The term "The Brussels Effect" refers to the theory that the European Union is the world's regulatory superpower, setting standards and laws that the rest of the world goes on to follow due to the sheer heft of its market power.
It was coined by Finnish-American law professor Anu Bradford with her book of the same name in 2020, which was written to challenge the idea that the EU is a declining world force.
As the strictest rich regulatory power, Brussels sets a floor for global regulation, the argument goes. The author traced the ways in which EU norms have unintentionally became global standards as international companies adopted them to cater to the market of 450 million people.
In this way, GDPR data privacy rules were adopted by Facebook and Google, while food chains in the United States make their products to EU standards so they can be seamlessly shipped across the Atlantic.

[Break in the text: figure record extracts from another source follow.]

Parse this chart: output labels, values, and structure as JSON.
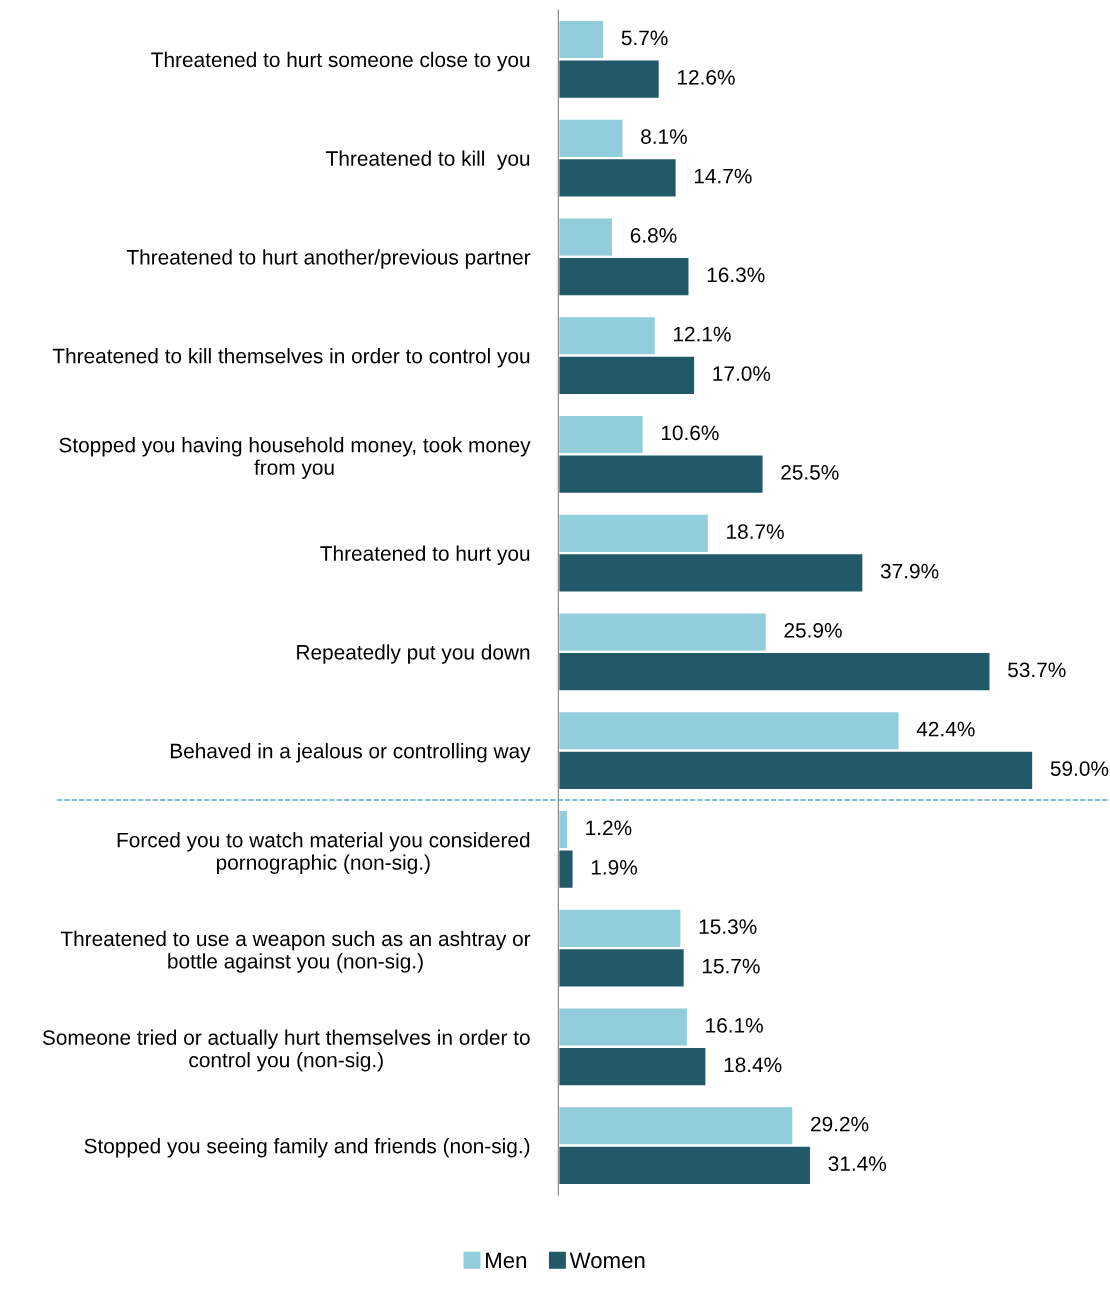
{
  "chart_data": [
    {
      "type": "bar",
      "orientation": "horizontal",
      "categories": [
        "Threatened to hurt someone close to you",
        "Threatened to kill  you",
        "Threatened to hurt another/previous partner",
        "Threatened to kill themselves in order to control you",
        "Stopped you having household money, took money\nfrom you",
        "Threatened to hurt you",
        "Repeatedly put you down",
        "Behaved in a jealous or controlling way"
      ],
      "series": [
        {
          "name": "Men",
          "color": "#92cddc",
          "values": [
            5.7,
            8.1,
            6.8,
            12.1,
            10.6,
            18.7,
            25.9,
            42.4
          ],
          "value_labels": [
            "5.7%",
            "8.1%",
            "6.8%",
            "12.1%",
            "10.6%",
            "18.7%",
            "25.9%",
            "42.4%"
          ]
        },
        {
          "name": "Women",
          "color": "#215968",
          "values": [
            12.6,
            14.7,
            16.3,
            17.0,
            25.5,
            37.9,
            53.7,
            59.0
          ],
          "value_labels": [
            "12.6%",
            "14.7%",
            "16.3%",
            "17.0%",
            "25.5%",
            "37.9%",
            "53.7%",
            "59.0%"
          ]
        }
      ],
      "legend": "bottom",
      "grid": false,
      "tick_labels": "y"
    },
    {
      "type": "bar",
      "orientation": "horizontal",
      "categories": [
        "Forced you to watch material you considered\npornographic (non-sig.)",
        "Threatened to use a weapon such as an ashtray or\nbottle against you (non-sig.)",
        "Someone tried or actually hurt themselves in order to\ncontrol you (non-sig.)",
        "Stopped you seeing family and friends (non-sig.)"
      ],
      "series": [
        {
          "color": "#92cddc",
          "values": [
            1.2,
            15.3,
            16.1,
            29.2
          ],
          "value_labels": [
            "1.2%",
            "15.3%",
            "16.1%",
            "29.2%"
          ]
        },
        {
          "color": "#215968",
          "values": [
            1.9,
            15.7,
            18.4,
            31.4
          ],
          "value_labels": [
            "1.9%",
            "15.7%",
            "18.4%",
            "31.4%"
          ]
        }
      ],
      "grid": false,
      "tick_labels": "y"
    }
  ]
}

Some countries save time and investment by using EU law as a template from which to adapt their own legislation, too. The concentrated workforce of Europe's policymakers and legislators that is clustered in Brussels represents a wealth of expertise and man hours, and the ready-made laws can be particularly convenient for countries in Latin America as they are written in Spanish and Portuguese. Meanwhile, the EU also intentionally exports its standards through political and trade agreements that require the other party to accept certain standards.
The concept of the Brussels Effect was embraced in the city itself. It was a flattering notion and a welcome one, arriving amid the rancour of the post-Brexit talks at a time when the credibility of the union was under attack. It was discussed by think tanks and on podcasts, and for some it articulated a hope about what the EU could be.

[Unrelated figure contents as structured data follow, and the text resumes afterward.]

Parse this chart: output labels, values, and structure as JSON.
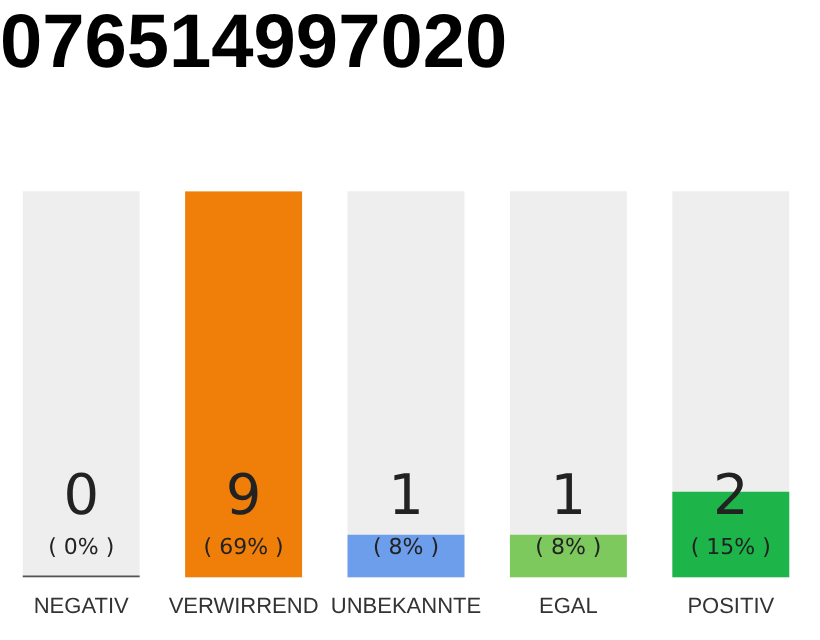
{
  "chart_data": {
    "type": "bar",
    "title": "076514997020",
    "categories": [
      "NEGATIV",
      "VERWIRREND",
      "UNBEKANNTE",
      "EGAL",
      "POSITIV"
    ],
    "values": [
      0,
      9,
      1,
      1,
      2
    ],
    "colors": [
      "#555555",
      "#f07f09",
      "#6d9eeb",
      "#7dc95e",
      "#1db54a"
    ],
    "value_labels": [
      "0",
      "9",
      "1",
      "1",
      "2"
    ],
    "annotations": [
      "( 0% )",
      "( 69% )",
      "( 8% )",
      "( 8% )",
      "( 15% )"
    ],
    "grid": false,
    "legend": false
  }
}
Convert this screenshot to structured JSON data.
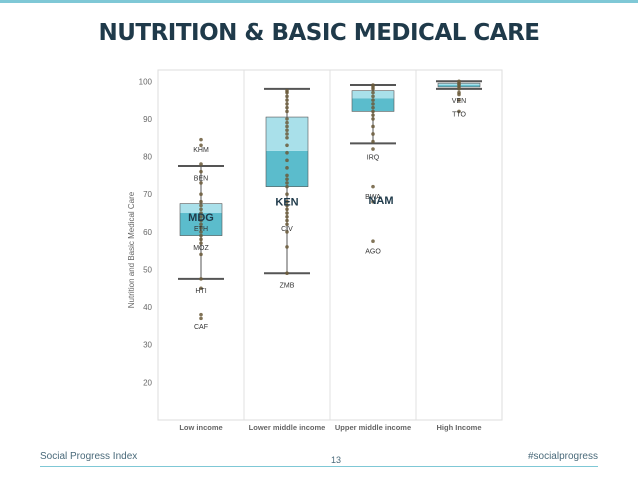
{
  "slide": {
    "title": "NUTRITION & BASIC MEDICAL CARE",
    "footer_left": "Social Progress Index",
    "footer_right": "#socialprogress",
    "page_number": "13"
  },
  "colors": {
    "title": "#1f3a4a",
    "accent_line": "#7fc8d6",
    "footer_text": "#4a6a7a",
    "box_dark": "#5bbccc",
    "box_light": "#a9e0ea",
    "whisker": "#555555",
    "point": "#6b5a3a",
    "axis_text": "#666666",
    "gridline": "#e5e5e5"
  },
  "chart_data": {
    "type": "box",
    "ylabel": "Nutrition and Basic Medical Care",
    "xlabel": "",
    "ylim": [
      10,
      103
    ],
    "yticks": [
      20,
      30,
      40,
      50,
      60,
      70,
      80,
      90,
      100
    ],
    "categories": [
      "Low income",
      "Lower middle income",
      "Upper middle income",
      "High Income"
    ],
    "boxes": [
      {
        "category": "Low income",
        "whisker_low": 47.5,
        "q1": 59,
        "median": 65,
        "q3": 67.5,
        "whisker_high": 77.5,
        "points": [
          37,
          38,
          45,
          47.5,
          54,
          57,
          58,
          59,
          60,
          61,
          62,
          63,
          64,
          65,
          66,
          67,
          68,
          70,
          73,
          76,
          78,
          83,
          84.5
        ]
      },
      {
        "category": "Lower middle income",
        "whisker_low": 49,
        "q1": 72,
        "median": 81.5,
        "q3": 90.5,
        "whisker_high": 98,
        "points": [
          49,
          56,
          60,
          62,
          63,
          64,
          65,
          66,
          67,
          68,
          70,
          72,
          73,
          74,
          75,
          77,
          79,
          81,
          83,
          85,
          86,
          87,
          88,
          89,
          90,
          92,
          93,
          94,
          95,
          96,
          97,
          97.5
        ]
      },
      {
        "category": "Upper middle income",
        "whisker_low": 83.5,
        "q1": 92,
        "median": 95.5,
        "q3": 97.5,
        "whisker_high": 99,
        "points": [
          57.5,
          68,
          72,
          82,
          84,
          86,
          88,
          90,
          91,
          92,
          93,
          94,
          95,
          96,
          97,
          98,
          98.5,
          99
        ]
      },
      {
        "category": "High Income",
        "whisker_low": 98,
        "q1": 98.5,
        "median": 99,
        "q3": 99.5,
        "whisker_high": 100,
        "points": [
          92,
          95,
          96.5,
          97,
          98,
          98.5,
          99,
          99.3,
          99.6,
          100
        ]
      }
    ],
    "point_labels": [
      {
        "category": "Low income",
        "label": "KHM",
        "y": 82,
        "dx": 0
      },
      {
        "category": "Low income",
        "label": "BEN",
        "y": 74.5,
        "dx": 0
      },
      {
        "category": "Low income",
        "label": "ETH",
        "y": 61,
        "dx": 0
      },
      {
        "category": "Low income",
        "label": "MOZ",
        "y": 56,
        "dx": 0
      },
      {
        "category": "Low income",
        "label": "HTI",
        "y": 44.5,
        "dx": 0
      },
      {
        "category": "Low income",
        "label": "CAF",
        "y": 35,
        "dx": 0
      },
      {
        "category": "Lower middle income",
        "label": "CIV",
        "y": 61,
        "dx": 0
      },
      {
        "category": "Lower middle income",
        "label": "ZMB",
        "y": 46,
        "dx": 0
      },
      {
        "category": "Upper middle income",
        "label": "IRQ",
        "y": 80,
        "dx": 0
      },
      {
        "category": "Upper middle income",
        "label": "BWA",
        "y": 69.5,
        "dx": 0
      },
      {
        "category": "Upper middle income",
        "label": "AGO",
        "y": 55,
        "dx": 0
      },
      {
        "category": "High Income",
        "label": "VEN",
        "y": 95,
        "dx": 0
      },
      {
        "category": "High Income",
        "label": "TTO",
        "y": 91.5,
        "dx": 0
      }
    ],
    "highlights": [
      {
        "category": "Low income",
        "label": "MDG",
        "y": 64,
        "dx": 0
      },
      {
        "category": "Lower middle income",
        "label": "KEN",
        "y": 68,
        "dx": 0
      },
      {
        "category": "Upper middle income",
        "label": "NAM",
        "y": 68.5,
        "dx": 8
      }
    ]
  }
}
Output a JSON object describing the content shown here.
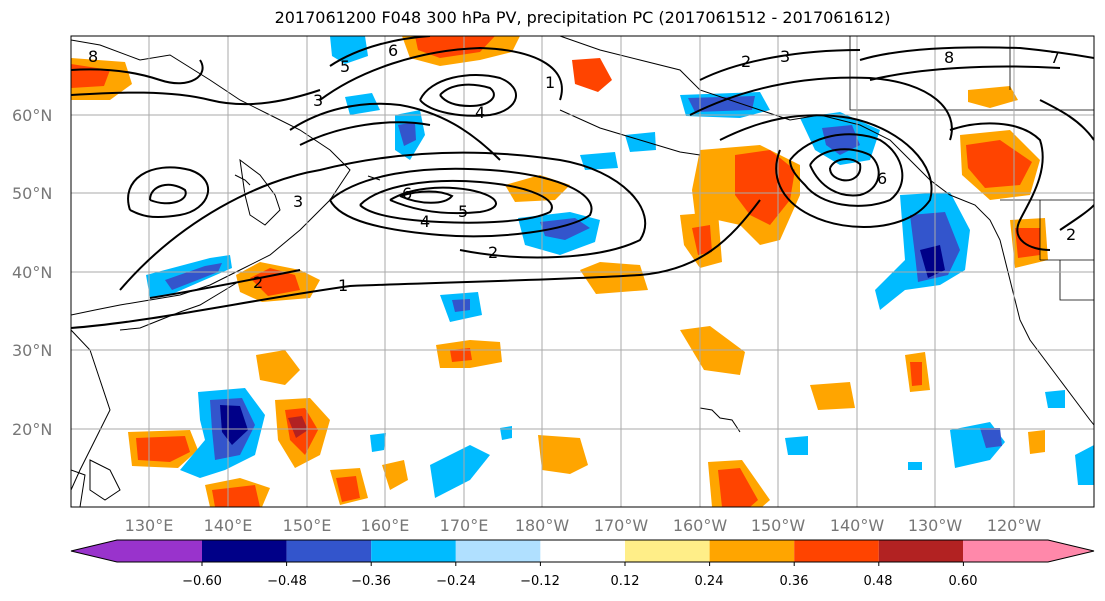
{
  "title": "2017061200 F048 300 hPa PV, precipitation PC (2017061512 - 2017061612)",
  "lat_labels": [
    "60°N",
    "50°N",
    "40°N",
    "30°N",
    "20°N"
  ],
  "lon_labels": [
    "130°E",
    "140°E",
    "150°E",
    "160°E",
    "170°E",
    "180°W",
    "170°W",
    "160°W",
    "150°W",
    "140°W",
    "130°W",
    "120°W"
  ],
  "colorbar": {
    "ticks": [
      "−0.60",
      "−0.48",
      "−0.36",
      "−0.24",
      "−0.12",
      "0.12",
      "0.24",
      "0.36",
      "0.48",
      "0.60"
    ],
    "colors": [
      "#9933cc",
      "#000088",
      "#3355cc",
      "#00bbff",
      "#b0e0ff",
      "#ffffff",
      "#ffee88",
      "#ffa500",
      "#ff4400",
      "#b22222",
      "#ff88aa"
    ]
  },
  "contour_labels": [
    "1",
    "2",
    "2",
    "3",
    "3",
    "4",
    "4",
    "5",
    "5",
    "6",
    "6",
    "6",
    "7",
    "8",
    "8",
    "1",
    "2",
    "2",
    "3"
  ]
}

An echo of the Brussels Effect could be heard in the words of Ireland’s commissioner Mairead McGuinness when she set out her ambitions to establish standards for green investments in her role as financial services chief last year.
She expressed hopes of creating a “gold standard” for climate-friendly investments, through new criteria that would set out which bonds could be classed as “green”. It was to be linked to the EU’s so-called “taxonomy”: a way of categorising which economic activities can be considered green, and part of an overarching ambition to funnel private money towards the investments needed to transform Europe’s economy to meet its climate goals.
Less than a year on, this taxonomy has become the issue of bitter rancour and division.
At the insistence of some member states, the commission has included both gas and nuclear energy as “transition” fuels, deeming them green investments if they are replacing dirtier energy sources and meet certain standards.
NGOs are furious
This has outraged others. Austria, Denmark, Luxembourg and Spain, as well as the commission's own expert advisers, have accused it of going against scientific evidence. Luxembourg and Vienna have threatened a lawsuit. Climate NGOs are furious, and are calling on the European Parliament to block it.
Far from being globally authoritative, the proposal has failed to win the buy-in of even a fellow EU institution. The European Investment Bank, which aims to bankroll the climate transition, has warned it may reject the gas and nuclear parts of the taxonomy.
"If we lose the trust of the investors by selling something as a green project, which turns out to be the opposite, then we cut the feet on which we are standing when it comes to financing the activities of the bank," its president Werner Hoyer told journalists last week.
In a letter to the commission, a group of member states wrote that 15 countries outside the EU had already taken their cue from an earlier version of the taxonomy and that it was being used as “a reference” by investors decarbonising their portfolios. “Today its usefulness and credibility are at stake,” they warned.
There was scarce talk of a Brussels Effect as McGuinness stood to unveil the taxonomy at a press conference on Wednesday. If anything, she played down its influence. ”This is not mandatory, it’s voluntary,” she stressed; neither was it final. “There is a review clause in this . . . this is a living document.”
The EU’s stated ambition is to be the world leader in adapting to counter climate change. But if its embattled taxonomy does manage to set an international trend, critics now fear it will be a negative one: to embolden investors to label spending on environmentally harmful gas and nuclear projects, with the cover that the EU has deemed them green. The very “greenwashing” that the taxonomy was once intended to stop.